訪日外国人消費動向調査によると、2018年の訪日オーストラリア人の1人当たり旅行支出は調査対象国・地域中、24万2041円と最も高く第1位でした。13.3泊という平均泊数の長さも要因の一つですが、実際にオーストラリアを訪れてみると、物価水準も影響していると感じました。
オーストラリアには広大な面積に2500万人が居住しているため、輸送コストが高く、希少な労働力ゆえ、人件費も高くなります。しかし、人件費の高さは同時に給与水準の高さでもあり、オーストラリア人の日常生活に大きな問題はなく、物価高状態が続いています。このような環境から日本へ来た彼らからすると、高水準なサービスが割安に提供されていると感じることが多いことも、旅行支出の高さに影響していると思われます。
モノより体験にお金を使いたいオーストラリア人
次に、旅行支出を費目別に見ると、娯楽サービス費が1万6171円と調査対象国・地域中、最も高く(図2)、体験重視型の消費スタイルであることが見てとれます。オーストラリアの訪日旅行商品の中には、日本チームとの野球対戦やプロ野球観戦が組み込まれている野球に特化したツアーや、中高年を中心に高まるウォーキング需要(オーストラリアではbush walkingと呼ばれ、起伏の少ない場所を歩きながらその土地ならではの景色を楽しみます)を受け、日本国内をウォーキングで巡りながらその土地の歴史や文化を楽しむツアー、盆栽やキルトをテーマにしたツアーなどが商品化されています。

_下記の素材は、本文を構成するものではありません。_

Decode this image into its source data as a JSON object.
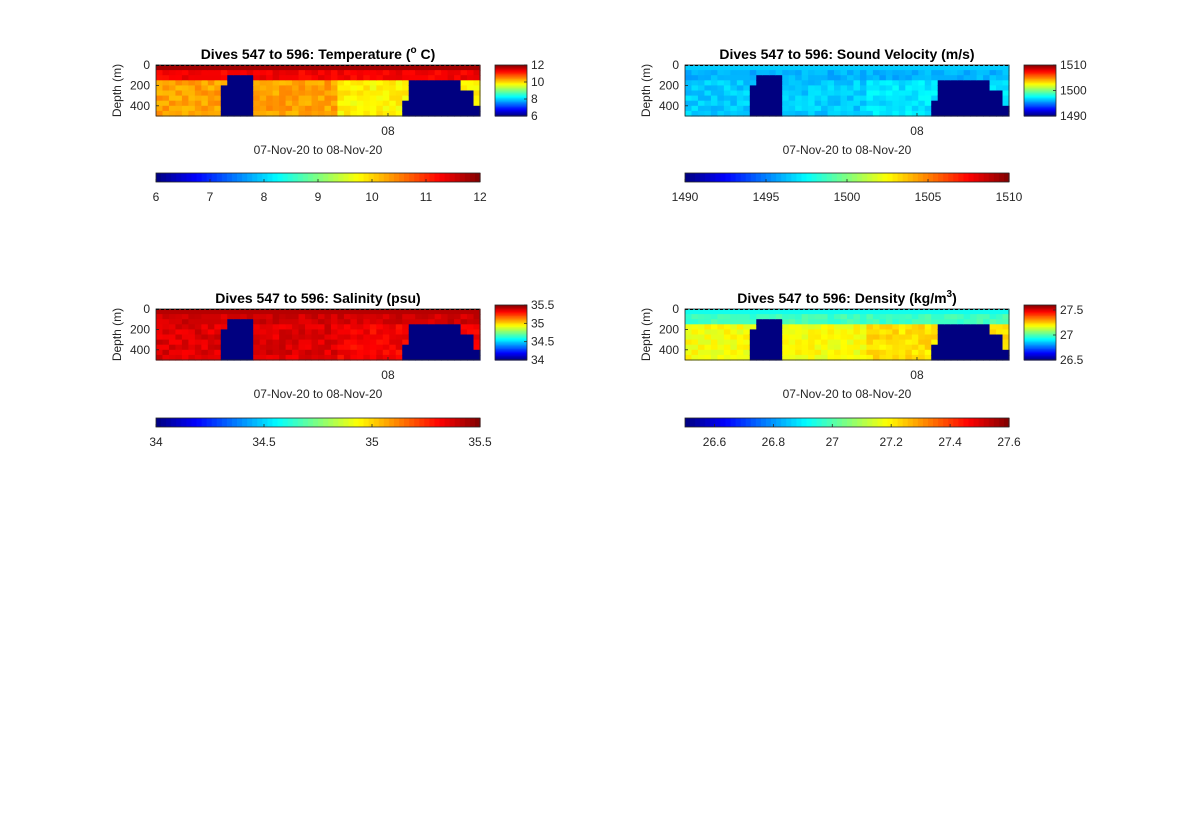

これらは顧客からの依頼を受け、旅行会社が必要なサービスを手配する受注型企画旅行。日数は平均2~3週間と長く、7000~1万AUD(日本円で約55~80万円)程度と安くはない料金です。関心のあるテーマがあれば滞在費を惜しまない、という姿勢からも体験重視型の消費スタイルを持つことが伺えます。
一方、買物代は3万円台であまり高くありません(図3)。関係各所へのヒアリング結果からも、お土産を買う習慣がなく、一般的に日本の食品や伝統工芸品に対し関心が低いという声を聞きました。東アジア4ヶ国・地域の場合はリピーターが多く、地方への訪問率も高いため、伝統工芸品が認知され、価値も一定程度理解されています。たとえば、現地の百貨店では、南部鉄器などの伝統工芸品が常時販売され、発地側でも需要喚起できているのに対し、近年、急成長したオーストラリア市場は、伝統工芸品に対する認知も理解もまだ発展途上。東アジアとは状況が異なります。
しかし、オーストラリア市場に適した消費促進の方法がないわけではありません。とあるファムトリップで江戸切子の製作体験を組み込んだところ、参加者の満足度が高く、江戸切子への関心も引き出すことができたそうです。オーストラリア人にとってはまだよく分からない伝統工芸品も、彼らの消費スタイルに寄り添って「体験」を経由して価値を伝えることによって、消費促進に結びつけることができるかもしれません。
おわりに
訪日オーストラリア人の旅行支出の特性は、現地の物価水準や流通状況、消費のスタイルなど様々な要素が影響し合って表出したものと考えられます。今はまだ東アジア4ヶ国地域と比べ欧米豪市場のデータや情報は少ない状況ですが、引き続き欧米豪市場の調査を行い、各市場に適した、「東アジア4ヶ国地域の延長線上ではない」対応策を考えていきたいと思います。
※図1資料
- 訪日オーストラリア人:オーストラリア政府統計局資料 居住地基準・入国者数推計値
- 訪豪日本人:1997年~2003年:観光統計資料(国際観光振興会)2003年~2017年:訪日外客数(JNTO)
※このコラム記事は、公益財団法人日本交通公社に初出掲載されたもので、同公社との提携のもと、トラベルボイス編集部が一部編集をして掲載しています。